New Rules for M&A Financing, Loans Against Shares
Companies Mentioned
Reserve Bank of India
Why It Matters
These changes tighten M&A financing to well‑capitalised players while expanding retail credit, reshaping deal structures and boosting market liquidity.
Key Takeaways
- •RBI permits acquisition loans only for controlling shareholders
- •Net‑worth threshold set at ₹500 crore, three years profit
- •Bank‑level acquisition finance cap raised to 20% of capital
- •Individual loan limit against shares increased to ₹1 crore
- •LTV ratios up to 85% for high‑rated debt securities
Pulse Analysis
The RBI’s revised acquisition‑finance framework marks a strategic shift toward disciplined M&A funding. By restricting bank loans to entities that already hold control and are expanding stakes beyond 26%, regulators aim to curb speculative takeovers and ensure that only financially robust acquirers drive large‑scale consolidations. This approach aligns credit risk with ownership certainty, reducing exposure to post‑deal integration failures and reinforcing corporate governance standards across India’s fast‑growing merger market.
For lenders, the new thresholds—₹500 crore net worth, three consecutive profit years, and an investment‑grade rating for unlisted buyers—set a high bar that filters out marginal players. Simultaneously, the increase of the bank‑level acquisition‑finance cap to 20% of eligible capital, up from the draft’s 10%, provides banks with greater capacity to support genuine strategic expansions. The inclusion of infrastructure trusts under the same rules further integrates InvIT financing into mainstream capital‑market activities, potentially unlocking new pipelines for long‑term project funding.

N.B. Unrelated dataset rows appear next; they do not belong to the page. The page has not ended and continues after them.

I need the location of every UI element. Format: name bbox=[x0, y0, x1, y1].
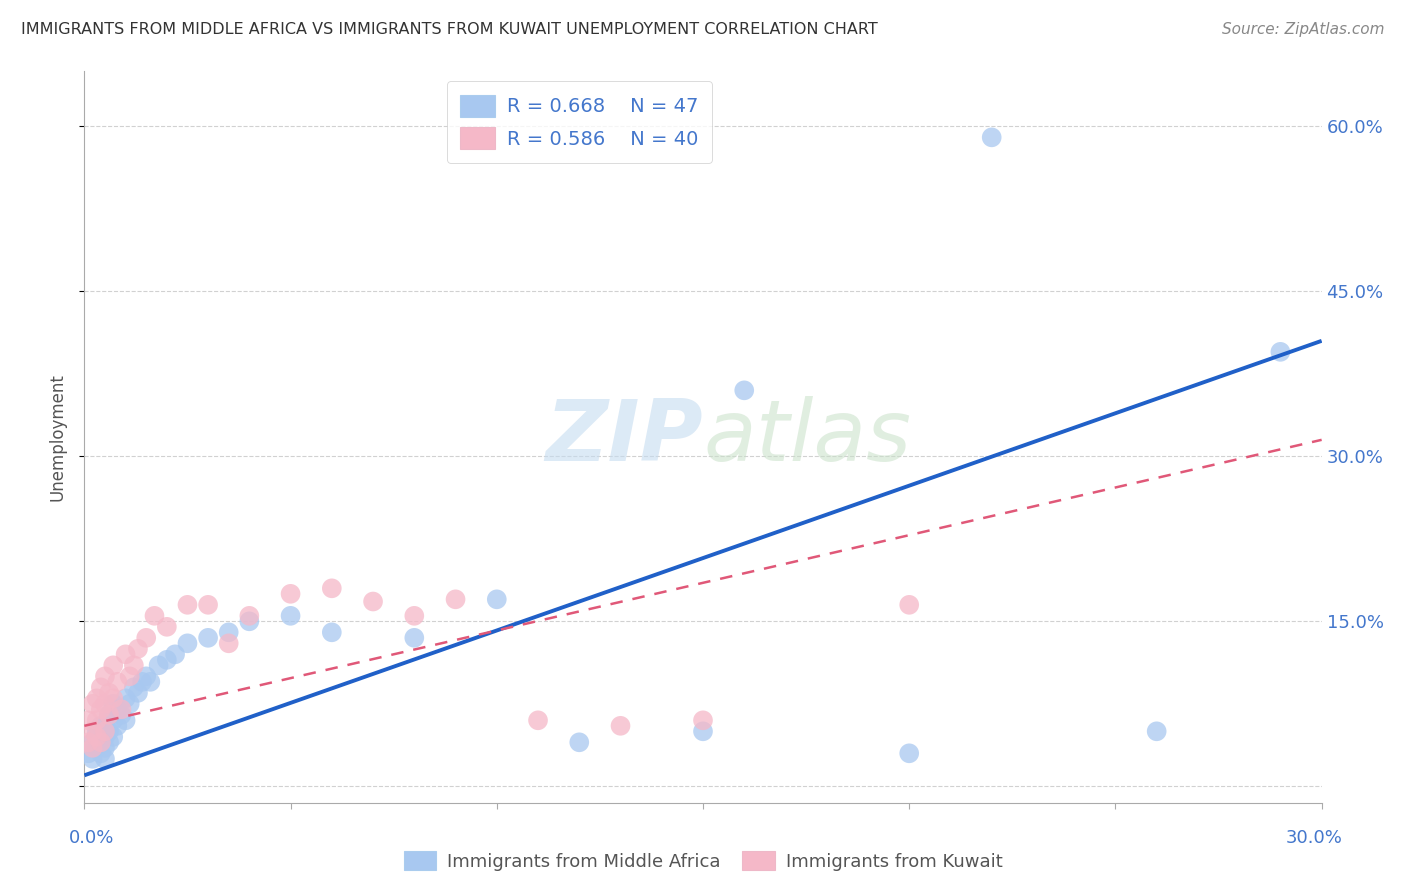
Point bbox=[1270, 344, 1292, 359]
Point bbox=[82, 724, 104, 739]
Point bbox=[609, 719, 631, 733]
Point bbox=[103, 697, 125, 711]
Point bbox=[733, 384, 755, 398]
Point bbox=[86, 724, 108, 739]
Point bbox=[90, 747, 112, 761]
Point bbox=[143, 608, 166, 623]
Text: 30.0%: 30.0% bbox=[1286, 830, 1343, 847]
Point bbox=[77, 735, 100, 749]
Point bbox=[98, 707, 121, 722]
Point bbox=[148, 658, 170, 673]
Point bbox=[103, 691, 125, 706]
Point bbox=[238, 615, 260, 629]
Point bbox=[218, 625, 240, 640]
Point bbox=[197, 631, 219, 645]
Point bbox=[110, 707, 132, 722]
Point bbox=[90, 681, 112, 695]
Point bbox=[165, 648, 187, 662]
Point bbox=[898, 747, 921, 761]
Point bbox=[90, 735, 112, 749]
Point bbox=[82, 740, 104, 755]
Point bbox=[122, 658, 145, 673]
Point bbox=[98, 686, 121, 700]
Point bbox=[692, 714, 714, 728]
Point bbox=[361, 594, 384, 608]
Point bbox=[980, 130, 1002, 145]
Point bbox=[86, 714, 108, 728]
Point bbox=[77, 714, 100, 728]
Point bbox=[131, 674, 153, 689]
Point bbox=[103, 730, 125, 744]
Point bbox=[114, 714, 136, 728]
Point bbox=[98, 724, 121, 739]
Point bbox=[404, 608, 426, 623]
Point bbox=[176, 636, 198, 650]
Point bbox=[280, 587, 302, 601]
Point bbox=[118, 697, 141, 711]
Point bbox=[86, 730, 108, 744]
Point bbox=[135, 669, 157, 683]
Point bbox=[86, 730, 108, 744]
Point bbox=[898, 598, 921, 612]
Text: atlas: atlas bbox=[703, 395, 911, 479]
Point bbox=[156, 620, 179, 634]
Point bbox=[1146, 724, 1168, 739]
Point bbox=[114, 691, 136, 706]
Point bbox=[127, 641, 149, 656]
Point bbox=[156, 653, 179, 667]
Point bbox=[94, 719, 117, 733]
Point bbox=[321, 625, 343, 640]
Point bbox=[94, 697, 117, 711]
Point bbox=[692, 724, 714, 739]
Point bbox=[82, 735, 104, 749]
Point bbox=[86, 691, 108, 706]
Point bbox=[139, 674, 162, 689]
Point bbox=[568, 735, 591, 749]
Point bbox=[105, 719, 128, 733]
Point bbox=[82, 697, 104, 711]
Point bbox=[103, 714, 125, 728]
Text: 0.0%: 0.0% bbox=[69, 830, 114, 847]
Text: IMMIGRANTS FROM MIDDLE AFRICA VS IMMIGRANTS FROM KUWAIT UNEMPLOYMENT CORRELATION: IMMIGRANTS FROM MIDDLE AFRICA VS IMMIGRA… bbox=[21, 22, 877, 37]
Point bbox=[280, 608, 302, 623]
Point bbox=[98, 707, 121, 722]
Point bbox=[105, 674, 128, 689]
Point bbox=[321, 582, 343, 596]
Point bbox=[94, 740, 117, 755]
Point bbox=[135, 631, 157, 645]
Point bbox=[127, 686, 149, 700]
Point bbox=[103, 658, 125, 673]
Point bbox=[238, 608, 260, 623]
Point bbox=[444, 592, 467, 607]
Point bbox=[77, 747, 100, 761]
Point bbox=[86, 740, 108, 755]
Point bbox=[94, 724, 117, 739]
Point bbox=[404, 631, 426, 645]
Point bbox=[98, 735, 121, 749]
Point bbox=[122, 681, 145, 695]
Point bbox=[114, 648, 136, 662]
Point bbox=[485, 592, 508, 607]
Point bbox=[118, 669, 141, 683]
Point bbox=[105, 702, 128, 716]
Legend: Immigrants from Middle Africa, Immigrants from Kuwait: Immigrants from Middle Africa, Immigrant… bbox=[396, 844, 1010, 878]
Point bbox=[94, 730, 117, 744]
Point bbox=[197, 598, 219, 612]
Point bbox=[90, 702, 112, 716]
Text: Source: ZipAtlas.com: Source: ZipAtlas.com bbox=[1222, 22, 1385, 37]
Point bbox=[527, 714, 550, 728]
Point bbox=[110, 702, 132, 716]
Point bbox=[82, 752, 104, 766]
Point bbox=[94, 669, 117, 683]
Y-axis label: Unemployment: Unemployment bbox=[48, 373, 66, 501]
Point bbox=[94, 752, 117, 766]
Point bbox=[218, 636, 240, 650]
Text: ZIP: ZIP bbox=[546, 395, 703, 479]
Point bbox=[176, 598, 198, 612]
Point bbox=[90, 719, 112, 733]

Retail borrowers benefit from a substantial uplift in share‑backed loan limits, now capped at ₹1 crore per person, with a dedicated ₹25 lakh allowance for IPO, FPO and ESOP subscriptions. Tiered loan‑to‑value ratios—60% for listed equities, 75% for equity‑oriented funds and ETFs, and up to 85% for high‑rated debt instruments—offer flexibility while maintaining prudent risk buffers. These measures are expected to stimulate broader participation in equity markets, enhance liquidity, and support the next wave of capital formation in India’s evolving financial ecosystem.